I don't think that would work or even be advisable.

My reasoning is with an over flow, the only pressure draining is gravity which I believe would be a lower flow than the canister filter. 2 inches gives lots of flow for gravity, but changing that to 1 inch sounds like trouble with lower flow. 

The main problem that comes to mind is, with a sump system, any evaporation which causes the water level to drop happens in the sump, the tank never goes lower than the over flow unless the sump is dry.

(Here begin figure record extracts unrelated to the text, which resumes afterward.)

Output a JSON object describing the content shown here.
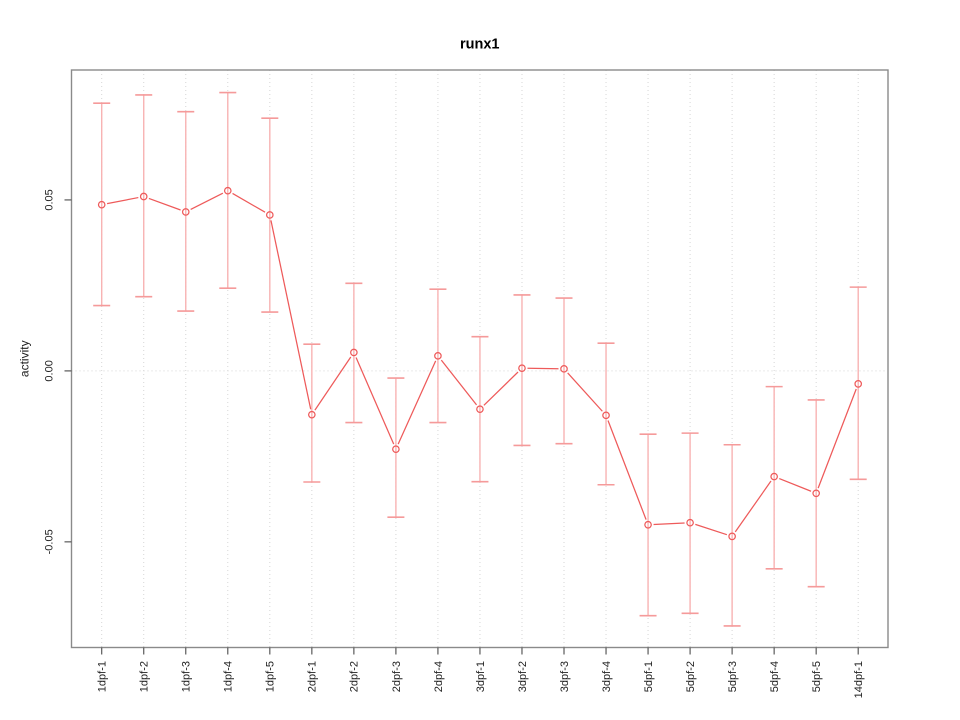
{
  "page": {
    "background": "#ffffff"
  },
  "chart_data": {
    "type": "line",
    "title": "runx1",
    "xlabel": "",
    "ylabel": "activity",
    "legend": "none",
    "categories": [
      "1dpf-1",
      "1dpf-2",
      "1dpf-3",
      "1dpf-4",
      "1dpf-5",
      "2dpf-1",
      "2dpf-2",
      "2dpf-3",
      "2dpf-4",
      "3dpf-1",
      "3dpf-2",
      "3dpf-3",
      "3dpf-4",
      "5dpf-1",
      "5dpf-2",
      "5dpf-3",
      "5dpf-4",
      "5dpf-5",
      "14dpf-1"
    ],
    "values": [
      0.0486,
      0.051,
      0.0465,
      0.0527,
      0.0456,
      -0.0128,
      0.0054,
      -0.0229,
      0.0044,
      -0.0112,
      0.0008,
      0.0006,
      -0.013,
      -0.045,
      -0.0444,
      -0.0484,
      -0.0309,
      -0.0358,
      -0.0038
    ],
    "error_low": [
      0.0191,
      0.0217,
      0.0175,
      0.0242,
      0.0172,
      -0.0325,
      -0.0151,
      -0.0428,
      -0.0151,
      -0.0324,
      -0.0218,
      -0.0213,
      -0.0333,
      -0.0716,
      -0.0709,
      -0.0746,
      -0.0579,
      -0.0631,
      -0.0317
    ],
    "error_high": [
      0.0783,
      0.0807,
      0.0758,
      0.0814,
      0.0739,
      0.0078,
      0.0256,
      -0.0021,
      0.0239,
      0.01,
      0.0222,
      0.0213,
      0.0081,
      -0.0185,
      -0.0182,
      -0.0216,
      -0.0046,
      -0.0085,
      0.0245
    ],
    "yticks": {
      "values": [
        0.05,
        0.0,
        -0.05
      ],
      "labels": [
        "0.05",
        "0.00",
        "-0.05"
      ]
    },
    "ylim": [
      -0.0809,
      0.088
    ],
    "grid": {
      "vertical_dotted_per_category": true,
      "horizontal_dotted_zero_line": true,
      "other_horizontal_gridlines": false
    },
    "point_style": "open-circle",
    "line_style": "segments-with-gaps-at-points",
    "colors": {
      "line": "#ee5a5a",
      "point": "#ee5a5a",
      "error_stem": "#f8b3b3",
      "error_cap": "#f59a9a",
      "grid": "#d6d6d6",
      "box": "#8a8a8a",
      "tick": "#5a5a5a",
      "text": "#1f1f1f",
      "title": "#000000"
    }
  }
}
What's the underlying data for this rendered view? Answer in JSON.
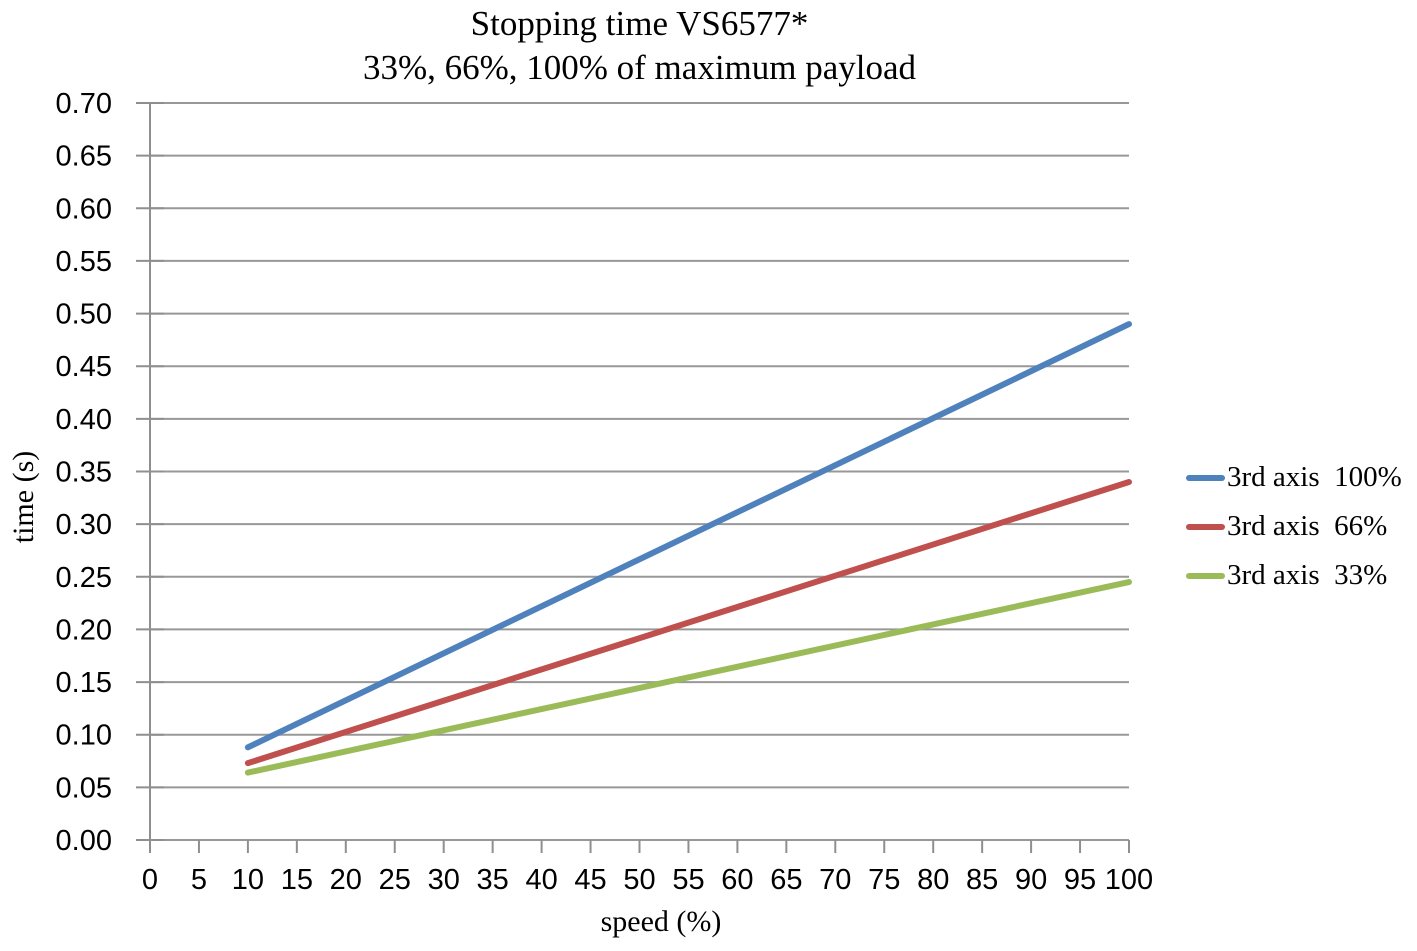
{
  "chart_data": {
    "type": "line",
    "title": "Stopping time VS6577*",
    "subtitle": "33%, 66%, 100% of maximum payload",
    "xlabel": "speed (%)",
    "ylabel": "time (s)",
    "xlim": [
      0,
      100
    ],
    "ylim": [
      0,
      0.7
    ],
    "x_tick_step": 5,
    "y_tick_step": 0.05,
    "y_tick_decimals": 2,
    "grid": "horizontal-only",
    "legend_position": "right-center",
    "colors": {
      "axis": "#8F8F8F",
      "gridline": "#989898",
      "tick": "#8F8F8F",
      "text": "#000000",
      "background": "#FFFFFF"
    },
    "series": [
      {
        "name": "3rd axis  100%",
        "color": "#4F81BD",
        "x": [
          10,
          100
        ],
        "y": [
          0.088,
          0.49
        ]
      },
      {
        "name": "3rd axis  66%",
        "color": "#C0504D",
        "x": [
          10,
          100
        ],
        "y": [
          0.073,
          0.34
        ]
      },
      {
        "name": "3rd axis  33%",
        "color": "#9BBB59",
        "x": [
          10,
          100
        ],
        "y": [
          0.064,
          0.245
        ]
      }
    ]
  }
}
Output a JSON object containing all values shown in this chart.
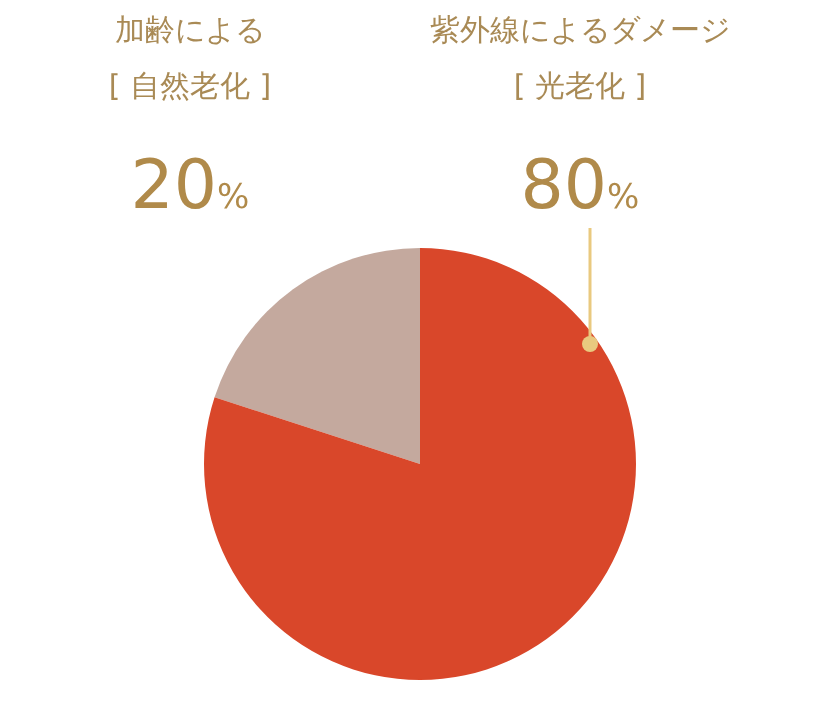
{
  "chart_data": {
    "type": "pie",
    "categories": [
      "加齢による\n[ 自然老化 ]",
      "紫外線によるダメージ\n[ 光老化 ]"
    ],
    "values": [
      20,
      80
    ],
    "value_labels": [
      "20%",
      "80%"
    ],
    "colors": [
      "#c4a99e",
      "#d9472a"
    ]
  }
}
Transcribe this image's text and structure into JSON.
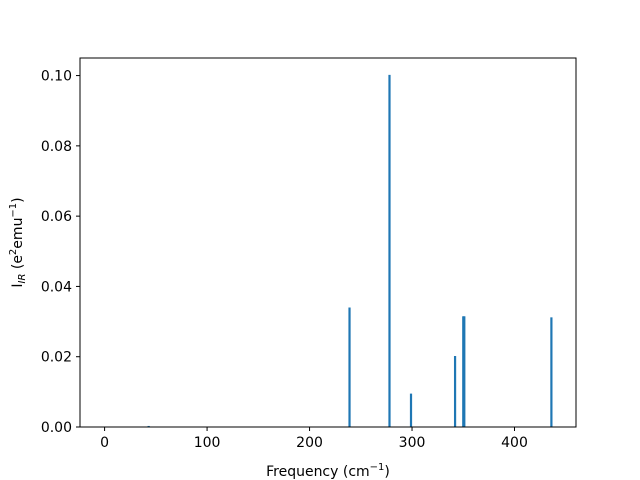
{
  "chart_data": {
    "type": "bar",
    "title": "",
    "xlabel": {
      "main": "Frequency (cm",
      "sup": "−1",
      "close": ")"
    },
    "ylabel": {
      "main": "I",
      "sub": "IR",
      "open": " (e",
      "sup1": "2",
      "mid": "emu",
      "sup2": "−1",
      "close": ")"
    },
    "xlim": [
      -24,
      460
    ],
    "ylim": [
      0,
      0.105
    ],
    "xticks": [
      {
        "value": 0,
        "label": "0"
      },
      {
        "value": 100,
        "label": "100"
      },
      {
        "value": 200,
        "label": "200"
      },
      {
        "value": 300,
        "label": "300"
      },
      {
        "value": 400,
        "label": "400"
      }
    ],
    "yticks": [
      {
        "value": 0.0,
        "label": "0.00"
      },
      {
        "value": 0.02,
        "label": "0.02"
      },
      {
        "value": 0.04,
        "label": "0.04"
      },
      {
        "value": 0.06,
        "label": "0.06"
      },
      {
        "value": 0.08,
        "label": "0.08"
      },
      {
        "value": 0.1,
        "label": "0.10"
      }
    ],
    "grid": false,
    "series": [
      {
        "color": "#1f77b4",
        "x": [
          43,
          239,
          278,
          299,
          342,
          350,
          351,
          436
        ],
        "values": [
          0.0003,
          0.034,
          0.1002,
          0.0095,
          0.0202,
          0.0315,
          0.0315,
          0.0312
        ]
      }
    ]
  }
}
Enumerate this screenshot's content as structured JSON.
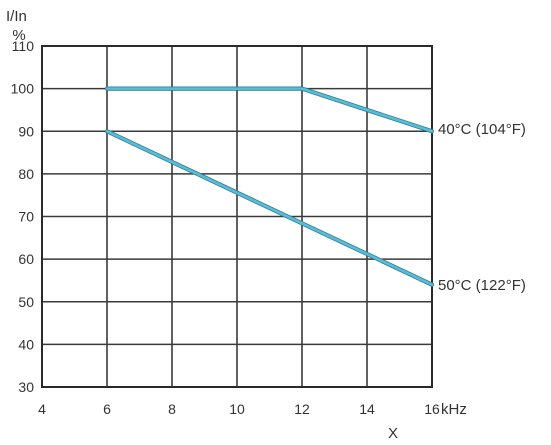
{
  "chart_data": {
    "type": "line",
    "xlabel": "X",
    "x_unit": "kHz",
    "ylabel": "I/In",
    "y_unit": "%",
    "xlim": [
      4,
      16
    ],
    "ylim": [
      30,
      110
    ],
    "x_ticks": [
      4,
      6,
      8,
      10,
      12,
      14,
      16
    ],
    "y_ticks": [
      30,
      40,
      50,
      60,
      70,
      80,
      90,
      100,
      110
    ],
    "grid": true,
    "series_color": "#5bbcd6",
    "series": [
      {
        "name": "40°C (104°F)",
        "points": [
          [
            6,
            100
          ],
          [
            12,
            100
          ],
          [
            16,
            90
          ]
        ]
      },
      {
        "name": "50°C (122°F)",
        "points": [
          [
            6,
            90
          ],
          [
            16,
            54
          ]
        ]
      }
    ]
  }
}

If there is no sump to hold extra water, your filter will run dry as soon as the water evaporates enough to bring the level below the over flow and will destroy the canister filter

So basically you can't get there from here.


----------



## Philip.Chan.92 (Apr 25, 2010)

I mean to use the drilled hole for the inflow so it'll be a long time until the filter starts running dry. (evaporation has to be equivalent to the volume of the built-in overflow box since the canister is constantly putting water back into the tank the level in the overflow box will just slowly drop due to evaporation. Posted a vid illustrating what I plan to do, this guy explains it a lot better than me haha.


----------



## balutpenoy2oy (Feb 17, 2011)

Philip where do you plan to get the buckhead fittings ? Planning to make a project


----------



## Philip.Chan.92 (Apr 25, 2010)

Gonna try local fish and hardware stores, if not I don't mind getting it shipped. Contacted a a few marine/reef suppliers to see if they have any input.


----------



## pyrrolin (Jan 11, 2012)

That should work, just make sure you don't make the in flow smaller than the fx5 hoses and all should be good

Interesting idea. I wouldn't plan a new tank purchase that way but if you have a tank with over flow already, it works


----------



## wtac (Mar 17, 2006)

Ken @SeaUMarine may carry 2" bulkheads otherwise it's a trip to NAFB. You will need a reducing bushing that you will have to get @Thora which is a 5min drive from NAFB. They'll have the slip-barb fitting for the hose. If they don't have the reducer bushing on socket, you will have to get the FPT threaded and MPT threaded-barbed fitting.

Put an ATO in the overflow box too .

HTH


----------



## Philip.Chan.92 (Apr 25, 2010)

wtac said:


> Ken @SeaUMarine may carry 2" bulkheads otherwise it's a trip to NAFB. You will need a reducing bushing that you will have to get @Thora which is a 5min drive from NAFB. They'll have the slip-barb fitting for the hose. If they don't have the reducer bushing on socket, you will have to get the FPT threaded and MPT threaded-barbed fitting.
> 
> Put an ATO in the overflow box too .
> 
> HTH


Super helpful post, finally know the names of the parts I need  , gonna make my search that much easier.

Cheers


----------



## fesso clown (Nov 15, 2011)

+1 on the ATO. Evaporation will will be a tricky part of this. What's the volume of the overflow? 1/4 gallon? Less? My 55 Gallon evaporates at least a gallon a day....


----------



## Philip.Chan.92 (Apr 25, 2010)

Volume of the overflow is pretty huge, a few gallons atleast. It's a 150 gallon tank but ya I will definitely look into the ATO.


----------